We estimated 15 progress KPI points for this 6 month period, which was less than the 26 achieved in the prior 6 months, because much of this 6 month period would involve refactoring work that wouldn't add so many features. This was quite a good estimate in hindsight, with 16 KPI feature points added over the 6 months.
Much of the development effort was focussed on refactoring and improving existing features. For example, the SIMD code generation, which is part of feature 7, was completely rewritten and improved. Such changes often have no impact on the KPIs as defined, despite requiring significant resources and improving Arbor, because they work on features that have already been implemented. Features 14 and 15 were a massive undertaking, requiring 4 months of full time work and significant refactoring, and the 6 KPI for these two features don't really reflect the value of the new interfaces that they implement. Two months of development time was invested in the Python interface, which was at prototype phase at the end of SGA1, but not ready for inclusion in Arbor mainline, so it couldn't be counted towards our progess.
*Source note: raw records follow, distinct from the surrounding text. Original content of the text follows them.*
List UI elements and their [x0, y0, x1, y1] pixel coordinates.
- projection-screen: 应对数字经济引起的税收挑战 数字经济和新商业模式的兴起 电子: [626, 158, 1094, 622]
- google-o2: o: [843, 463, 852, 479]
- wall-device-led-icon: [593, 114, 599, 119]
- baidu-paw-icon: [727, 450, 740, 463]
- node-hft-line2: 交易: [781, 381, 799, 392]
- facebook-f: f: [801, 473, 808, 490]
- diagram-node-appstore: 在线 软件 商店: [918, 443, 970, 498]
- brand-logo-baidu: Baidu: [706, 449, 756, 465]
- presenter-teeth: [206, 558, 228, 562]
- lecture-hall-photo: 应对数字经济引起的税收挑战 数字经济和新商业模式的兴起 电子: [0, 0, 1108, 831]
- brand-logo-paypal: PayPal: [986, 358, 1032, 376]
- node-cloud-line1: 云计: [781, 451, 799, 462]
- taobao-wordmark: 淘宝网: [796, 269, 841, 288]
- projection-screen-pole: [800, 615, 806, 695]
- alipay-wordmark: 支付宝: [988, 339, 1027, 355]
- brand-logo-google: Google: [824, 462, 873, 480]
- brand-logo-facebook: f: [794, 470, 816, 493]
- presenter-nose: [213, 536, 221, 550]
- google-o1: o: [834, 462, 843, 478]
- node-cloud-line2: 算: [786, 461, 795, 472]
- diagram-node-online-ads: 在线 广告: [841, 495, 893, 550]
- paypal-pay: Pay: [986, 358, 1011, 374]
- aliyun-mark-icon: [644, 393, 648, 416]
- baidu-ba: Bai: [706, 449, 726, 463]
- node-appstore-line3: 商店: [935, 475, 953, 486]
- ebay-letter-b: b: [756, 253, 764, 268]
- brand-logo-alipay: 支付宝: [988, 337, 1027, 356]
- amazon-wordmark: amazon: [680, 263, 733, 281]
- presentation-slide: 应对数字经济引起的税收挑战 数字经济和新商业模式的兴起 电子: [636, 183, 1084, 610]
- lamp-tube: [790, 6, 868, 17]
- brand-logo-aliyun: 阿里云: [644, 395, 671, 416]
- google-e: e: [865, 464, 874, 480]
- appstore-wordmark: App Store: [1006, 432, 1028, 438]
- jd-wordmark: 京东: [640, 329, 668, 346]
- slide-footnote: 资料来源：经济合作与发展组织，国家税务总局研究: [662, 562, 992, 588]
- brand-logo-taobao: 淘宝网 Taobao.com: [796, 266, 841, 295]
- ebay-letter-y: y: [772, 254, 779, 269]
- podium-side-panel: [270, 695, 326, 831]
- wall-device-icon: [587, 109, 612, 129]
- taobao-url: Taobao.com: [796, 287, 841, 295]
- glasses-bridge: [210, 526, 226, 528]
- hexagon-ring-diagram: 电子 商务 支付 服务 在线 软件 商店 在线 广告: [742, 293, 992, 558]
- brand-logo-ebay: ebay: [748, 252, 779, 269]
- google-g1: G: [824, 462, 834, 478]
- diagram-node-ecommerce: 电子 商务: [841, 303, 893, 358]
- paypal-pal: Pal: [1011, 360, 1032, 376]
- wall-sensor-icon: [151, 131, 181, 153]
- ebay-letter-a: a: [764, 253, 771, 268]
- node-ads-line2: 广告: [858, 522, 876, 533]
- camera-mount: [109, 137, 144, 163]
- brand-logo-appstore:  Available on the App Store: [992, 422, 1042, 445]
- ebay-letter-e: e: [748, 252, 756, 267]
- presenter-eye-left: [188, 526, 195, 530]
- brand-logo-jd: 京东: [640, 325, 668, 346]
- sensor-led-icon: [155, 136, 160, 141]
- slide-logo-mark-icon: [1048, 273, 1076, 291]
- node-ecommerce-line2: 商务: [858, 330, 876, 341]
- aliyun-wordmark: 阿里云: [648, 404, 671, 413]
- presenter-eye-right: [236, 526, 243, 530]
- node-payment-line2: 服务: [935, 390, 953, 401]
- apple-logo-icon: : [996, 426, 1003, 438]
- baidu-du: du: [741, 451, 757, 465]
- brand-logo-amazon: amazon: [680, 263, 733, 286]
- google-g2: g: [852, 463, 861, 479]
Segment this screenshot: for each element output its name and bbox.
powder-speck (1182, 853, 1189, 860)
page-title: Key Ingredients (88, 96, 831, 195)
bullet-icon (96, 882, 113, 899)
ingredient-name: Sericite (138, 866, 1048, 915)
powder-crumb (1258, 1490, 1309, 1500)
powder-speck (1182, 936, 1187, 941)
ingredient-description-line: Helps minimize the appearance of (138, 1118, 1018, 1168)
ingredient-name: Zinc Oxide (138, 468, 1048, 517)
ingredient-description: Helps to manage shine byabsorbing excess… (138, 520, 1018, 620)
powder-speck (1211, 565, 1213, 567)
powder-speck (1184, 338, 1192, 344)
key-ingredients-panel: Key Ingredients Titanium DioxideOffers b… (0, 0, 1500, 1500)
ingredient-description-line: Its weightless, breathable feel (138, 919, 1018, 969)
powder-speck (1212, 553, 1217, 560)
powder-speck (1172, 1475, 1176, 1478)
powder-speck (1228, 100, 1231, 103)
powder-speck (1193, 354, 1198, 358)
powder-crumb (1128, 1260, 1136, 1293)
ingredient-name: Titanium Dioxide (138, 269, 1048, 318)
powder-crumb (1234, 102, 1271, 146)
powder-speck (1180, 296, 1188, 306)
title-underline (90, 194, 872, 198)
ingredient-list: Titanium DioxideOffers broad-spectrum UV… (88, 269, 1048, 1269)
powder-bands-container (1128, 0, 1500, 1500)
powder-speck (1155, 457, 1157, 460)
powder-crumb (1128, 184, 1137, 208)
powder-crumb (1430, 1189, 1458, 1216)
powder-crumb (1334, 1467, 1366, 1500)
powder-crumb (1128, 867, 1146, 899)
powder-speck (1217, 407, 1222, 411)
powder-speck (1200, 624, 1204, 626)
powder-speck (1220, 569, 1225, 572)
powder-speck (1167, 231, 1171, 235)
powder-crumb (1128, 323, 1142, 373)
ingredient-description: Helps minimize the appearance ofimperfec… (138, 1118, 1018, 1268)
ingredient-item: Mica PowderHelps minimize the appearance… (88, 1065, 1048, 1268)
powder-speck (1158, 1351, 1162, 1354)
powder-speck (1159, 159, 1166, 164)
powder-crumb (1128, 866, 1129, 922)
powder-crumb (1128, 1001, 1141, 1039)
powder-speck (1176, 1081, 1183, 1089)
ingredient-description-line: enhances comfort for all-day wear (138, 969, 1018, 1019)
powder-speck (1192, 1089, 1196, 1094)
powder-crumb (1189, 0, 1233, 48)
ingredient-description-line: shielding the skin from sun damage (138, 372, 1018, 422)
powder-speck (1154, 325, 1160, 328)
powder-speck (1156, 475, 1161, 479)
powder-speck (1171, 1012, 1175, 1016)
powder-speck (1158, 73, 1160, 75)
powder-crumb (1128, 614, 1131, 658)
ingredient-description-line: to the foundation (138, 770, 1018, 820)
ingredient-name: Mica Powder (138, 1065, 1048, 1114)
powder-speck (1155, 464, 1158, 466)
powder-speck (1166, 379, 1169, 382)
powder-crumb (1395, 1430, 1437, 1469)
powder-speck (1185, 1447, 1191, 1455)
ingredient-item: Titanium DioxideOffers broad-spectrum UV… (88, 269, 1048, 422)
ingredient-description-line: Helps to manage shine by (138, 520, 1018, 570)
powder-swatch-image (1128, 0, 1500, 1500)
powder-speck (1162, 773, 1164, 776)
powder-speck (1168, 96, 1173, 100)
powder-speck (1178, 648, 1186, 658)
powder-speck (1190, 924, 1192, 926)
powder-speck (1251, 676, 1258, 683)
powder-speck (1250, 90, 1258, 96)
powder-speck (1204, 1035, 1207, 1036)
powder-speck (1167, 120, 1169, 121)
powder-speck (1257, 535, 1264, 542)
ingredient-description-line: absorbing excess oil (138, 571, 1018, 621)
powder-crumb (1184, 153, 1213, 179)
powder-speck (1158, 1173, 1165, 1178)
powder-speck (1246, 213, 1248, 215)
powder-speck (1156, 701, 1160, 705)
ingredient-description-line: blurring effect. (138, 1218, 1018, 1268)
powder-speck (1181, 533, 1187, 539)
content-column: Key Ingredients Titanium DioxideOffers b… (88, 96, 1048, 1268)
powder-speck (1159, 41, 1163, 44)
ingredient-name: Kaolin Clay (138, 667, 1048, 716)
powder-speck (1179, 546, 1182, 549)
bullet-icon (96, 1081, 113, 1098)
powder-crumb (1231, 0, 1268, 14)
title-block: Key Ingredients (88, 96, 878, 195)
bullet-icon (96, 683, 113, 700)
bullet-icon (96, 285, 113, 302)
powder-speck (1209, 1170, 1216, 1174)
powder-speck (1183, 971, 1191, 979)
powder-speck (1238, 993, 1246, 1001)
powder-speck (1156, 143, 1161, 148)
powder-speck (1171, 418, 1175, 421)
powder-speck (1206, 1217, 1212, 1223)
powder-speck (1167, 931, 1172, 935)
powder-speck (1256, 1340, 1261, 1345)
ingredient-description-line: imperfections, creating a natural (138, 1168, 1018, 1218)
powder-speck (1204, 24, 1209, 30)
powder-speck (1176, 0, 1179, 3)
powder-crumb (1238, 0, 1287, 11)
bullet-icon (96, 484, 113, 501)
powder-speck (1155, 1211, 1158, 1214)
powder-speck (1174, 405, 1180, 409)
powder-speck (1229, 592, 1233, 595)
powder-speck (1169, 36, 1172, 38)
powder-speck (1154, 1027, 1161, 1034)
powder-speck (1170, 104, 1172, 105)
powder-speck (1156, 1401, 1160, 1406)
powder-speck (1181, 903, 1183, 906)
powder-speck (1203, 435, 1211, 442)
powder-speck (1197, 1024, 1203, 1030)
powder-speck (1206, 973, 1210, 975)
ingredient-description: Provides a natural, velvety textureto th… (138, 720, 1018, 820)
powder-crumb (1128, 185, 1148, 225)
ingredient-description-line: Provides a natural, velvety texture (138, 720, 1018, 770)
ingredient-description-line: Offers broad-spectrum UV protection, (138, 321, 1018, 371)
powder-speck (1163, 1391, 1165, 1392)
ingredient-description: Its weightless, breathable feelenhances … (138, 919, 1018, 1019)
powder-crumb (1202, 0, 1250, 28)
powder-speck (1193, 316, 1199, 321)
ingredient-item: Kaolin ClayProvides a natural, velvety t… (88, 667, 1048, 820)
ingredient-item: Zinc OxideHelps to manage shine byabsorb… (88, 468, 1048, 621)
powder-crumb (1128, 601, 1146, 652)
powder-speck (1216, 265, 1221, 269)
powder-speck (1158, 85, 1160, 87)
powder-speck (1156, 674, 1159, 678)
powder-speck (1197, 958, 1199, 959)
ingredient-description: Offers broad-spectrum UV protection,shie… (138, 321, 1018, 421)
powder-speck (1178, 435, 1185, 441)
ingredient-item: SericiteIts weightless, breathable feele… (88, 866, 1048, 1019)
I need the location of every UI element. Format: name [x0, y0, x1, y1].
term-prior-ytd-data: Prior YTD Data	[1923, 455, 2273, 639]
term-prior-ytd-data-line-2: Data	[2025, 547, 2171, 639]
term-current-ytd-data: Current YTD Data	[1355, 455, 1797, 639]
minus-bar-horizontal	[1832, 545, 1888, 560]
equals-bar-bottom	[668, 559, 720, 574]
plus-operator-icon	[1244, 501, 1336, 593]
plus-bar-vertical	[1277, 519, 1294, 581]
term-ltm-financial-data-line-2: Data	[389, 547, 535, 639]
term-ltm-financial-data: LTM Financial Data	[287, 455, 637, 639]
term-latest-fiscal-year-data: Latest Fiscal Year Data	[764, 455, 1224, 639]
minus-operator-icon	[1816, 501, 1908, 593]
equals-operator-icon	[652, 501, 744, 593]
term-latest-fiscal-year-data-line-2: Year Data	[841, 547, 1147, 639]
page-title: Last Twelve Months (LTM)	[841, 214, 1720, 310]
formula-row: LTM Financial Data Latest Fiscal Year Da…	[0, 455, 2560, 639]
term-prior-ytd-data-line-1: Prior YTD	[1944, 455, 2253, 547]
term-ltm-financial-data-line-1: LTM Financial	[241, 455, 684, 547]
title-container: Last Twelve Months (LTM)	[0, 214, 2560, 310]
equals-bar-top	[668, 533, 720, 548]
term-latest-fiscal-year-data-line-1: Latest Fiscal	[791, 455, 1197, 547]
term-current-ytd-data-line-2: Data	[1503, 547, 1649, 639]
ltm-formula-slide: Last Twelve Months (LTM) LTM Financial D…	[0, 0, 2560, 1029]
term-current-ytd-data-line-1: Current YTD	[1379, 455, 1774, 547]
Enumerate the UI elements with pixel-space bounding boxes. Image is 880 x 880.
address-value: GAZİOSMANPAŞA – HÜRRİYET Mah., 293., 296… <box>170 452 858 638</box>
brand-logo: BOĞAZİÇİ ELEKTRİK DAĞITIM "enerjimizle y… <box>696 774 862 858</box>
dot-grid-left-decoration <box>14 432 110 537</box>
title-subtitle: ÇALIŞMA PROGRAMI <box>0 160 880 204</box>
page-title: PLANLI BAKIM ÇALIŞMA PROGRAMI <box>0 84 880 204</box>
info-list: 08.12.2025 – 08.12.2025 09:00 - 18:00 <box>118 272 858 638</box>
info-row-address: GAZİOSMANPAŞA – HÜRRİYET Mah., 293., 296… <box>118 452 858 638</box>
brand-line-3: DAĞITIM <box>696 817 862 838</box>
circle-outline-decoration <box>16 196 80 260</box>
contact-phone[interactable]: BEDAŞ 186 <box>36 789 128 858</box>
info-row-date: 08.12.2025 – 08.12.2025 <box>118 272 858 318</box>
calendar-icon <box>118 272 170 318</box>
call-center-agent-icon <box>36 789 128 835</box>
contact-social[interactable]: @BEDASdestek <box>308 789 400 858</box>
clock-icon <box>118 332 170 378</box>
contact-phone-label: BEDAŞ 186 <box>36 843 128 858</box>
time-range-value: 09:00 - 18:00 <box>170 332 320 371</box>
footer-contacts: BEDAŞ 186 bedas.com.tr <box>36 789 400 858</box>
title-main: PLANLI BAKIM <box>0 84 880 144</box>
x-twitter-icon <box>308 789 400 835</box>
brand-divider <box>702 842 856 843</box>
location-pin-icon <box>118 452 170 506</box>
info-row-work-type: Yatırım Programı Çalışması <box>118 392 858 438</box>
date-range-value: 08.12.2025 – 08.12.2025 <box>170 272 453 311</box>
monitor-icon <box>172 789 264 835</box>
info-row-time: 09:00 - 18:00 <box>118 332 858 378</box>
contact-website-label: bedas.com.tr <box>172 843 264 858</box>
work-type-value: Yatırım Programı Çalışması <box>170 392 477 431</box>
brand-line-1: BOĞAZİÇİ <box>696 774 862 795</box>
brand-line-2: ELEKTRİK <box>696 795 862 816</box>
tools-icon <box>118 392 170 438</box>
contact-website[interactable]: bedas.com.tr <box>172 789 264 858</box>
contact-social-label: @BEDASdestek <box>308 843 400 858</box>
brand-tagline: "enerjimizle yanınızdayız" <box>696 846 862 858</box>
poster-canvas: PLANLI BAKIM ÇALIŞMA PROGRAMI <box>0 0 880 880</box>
The support for feature 8 (seperable compilation) was moved from 0 to 1 for mc and knl, because the new SIMD back end removes the need for using target-specific compilers, by making vectorized versions of all math kernels available to gcc and clang. It isn't exactly seperable compilation, but is serves the same ends: removing the need for the Intel compiler to fully optimized kernels.
All of the features were implemented on the host side, i.e. they did not require directly writing any GPU code, however the features all were useable and optimized to work with the GPU back end, so we were able to improve our performance portability KPI to 86%.